1Cet article sur les accents se situe dans la continuité de travaux qui ont porté sur la culture juive aux croisements des disciplines et notamment la psychanalyse. Cette aventure de pensée et de création, je l’ai nommée la Route de soi en hommage à mon grand-père qui, lorsque je lui posais la question : « Alors shmattès, quel écho pour toi ? », me répondit avec l’accent yiddish : « Mais shmattès, c’est soi-même. » Cette route qui est aussi un parcours de fouille des histoires personnelles rejoignant l’Histoire s’est ouverte avec le colloque et le livre Shmattès, la mémoire par le rebut en 2004 au Musée d’art et d’histoire du judaïsme. Shmattès, qui signifie le tissu déchiré, la fripe, est un mot de passe, un schibboleth, qui identifie le locuteur qui le prononce.

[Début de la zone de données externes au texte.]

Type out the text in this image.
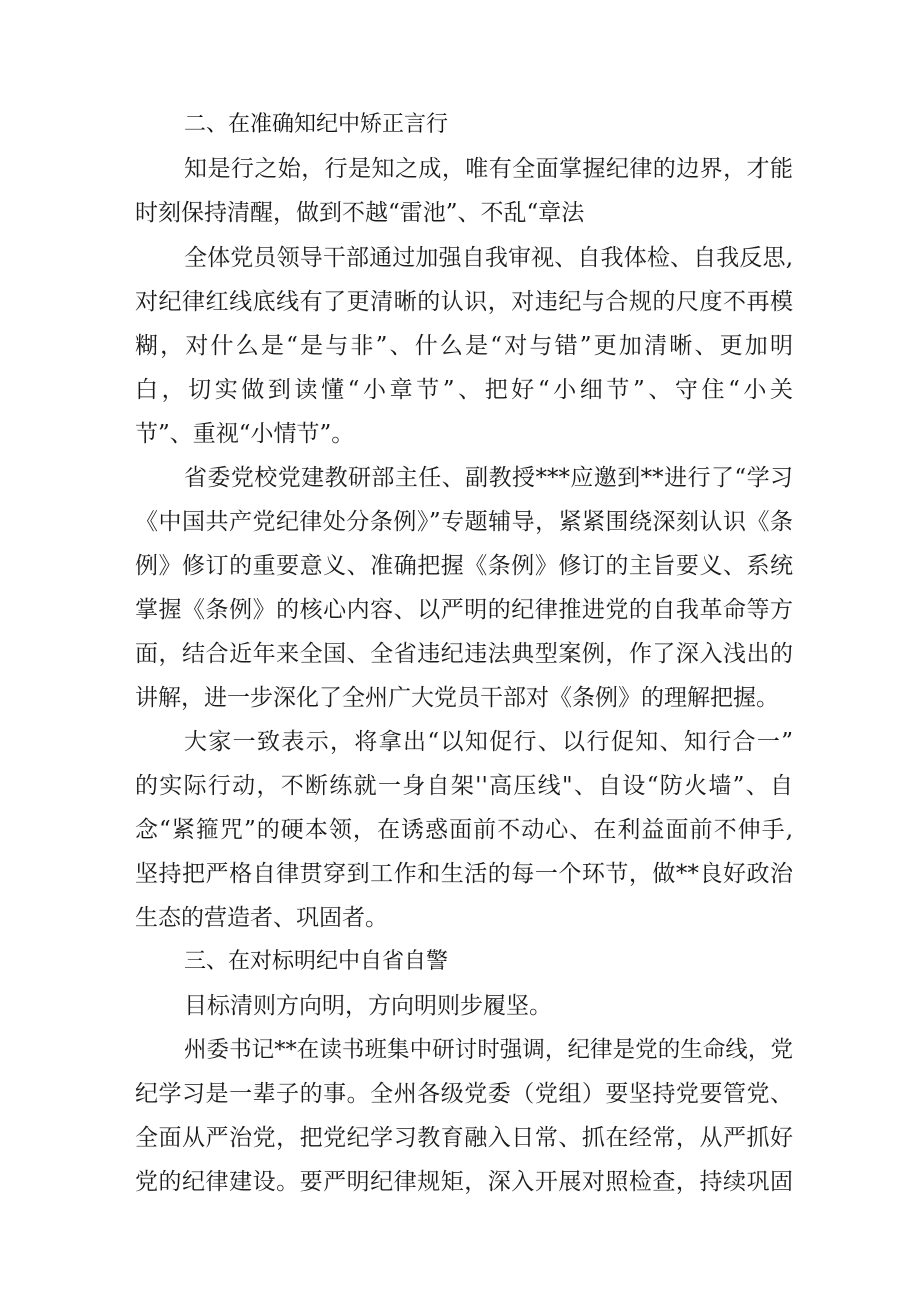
二、在准确知纪中矫正言行
知是行之始，行是知之成，唯有全面掌握纪律的边界，才能
时刻保持清醒，做到不越“雷池”、不乱“章法
全体党员领导干部通过加强自我审视、自我体检、自我反思,
对纪律红线底线有了更清晰的认识，对违纪与合规的尺度不再模
糊，对什么是“是与非”、什么是“对与错”更加清晰、更加明
白，切实做到读懂“小章节”、把好“小细节”、守住“小关
节”、重视“小情节”。
省委党校党建教研部主任、副教授***应邀到**进行了“学习
《中国共产党纪律处分条例》”专题辅导，紧紧围绕深刻认识《条
例》修订的重要意义、准确把握《条例》修订的主旨要义、系统
掌握《条例》的核心内容、以严明的纪律推进党的自我革命等方
面，结合近年来全国、全省违纪违法典型案例，作了深入浅出的
讲解，进一步深化了全州广大党员干部对《条例》的理解把握。
大家一致表示，将拿出“以知促行、以行促知、知行合一”
的实际行动，不断练就一身自架''高压线"、自设“防火墙”、自
念“紧箍咒”的硬本领，在诱惑面前不动心、在利益面前不伸手,
坚持把严格自律贯穿到工作和生活的每一个环节，做**良好政治
生态的营造者、巩固者。
三、在对标明纪中自省自警
目标清则方向明，方向明则步履坚。
州委书记**在读书班集中研讨时强调，纪律是党的生命线，党
纪学习是一辈子的事。全州各级党委（党组）要坚持党要管党、
全面从严治党，把党纪学习教育融入日常、抓在经常，从严抓好
党的纪律建设。要严明纪律规矩，深入开展对照检查，持续巩固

2Il y a eu ensuite Panim/pnim, l’exil prend-il au visage en 2006 puis La force du nom en 2009 et en 2013, L’accent, traces de l’exil.
3En somme, comment les langues témoignent-elles de l’intime, comment les langues de l’intime que sont les mameloshn (les mama-langues comme l’est le yiddish) parlent-elles (sonnent-elles) à l’insu du locuteur, lui-même traversé par sa langue de fond, porté par elle. La mameloshn est une langue du dessous, intraduisible, irréductible à aucune autre langue, filant toutes les langues du dessus, apprises ultérieurement. Alain Fleischer dit de l’accent qu’il est une langue-fantôme [2], je dirais de la langue du dessous qu’elle est le fantôme errant dans les langues, l’objet qui a chu, objet du désir et qui impulse du son aux autres langues. Elle impose le rythme, y creuse des sillons de lumière, donne une vêture vocale, d’où la difficulté du traduire. C’est cette langue du dessous qui compose l’accent qui apparaît comme une déformation par le locuteur mais qui introduit une musicalité et révèle la langue intérieure.
4L’accent est une sorte de symptôme sur la langue qui fait entendre le chanté de la langue. Accentum vient d’ad cantum (de la racine kan et du latin canere, cantum, chanter, canorus, sonore, d’où accentus, accent) [3]. En somme, l’ad cantum est la mélodie ajoutée à la langue acquise.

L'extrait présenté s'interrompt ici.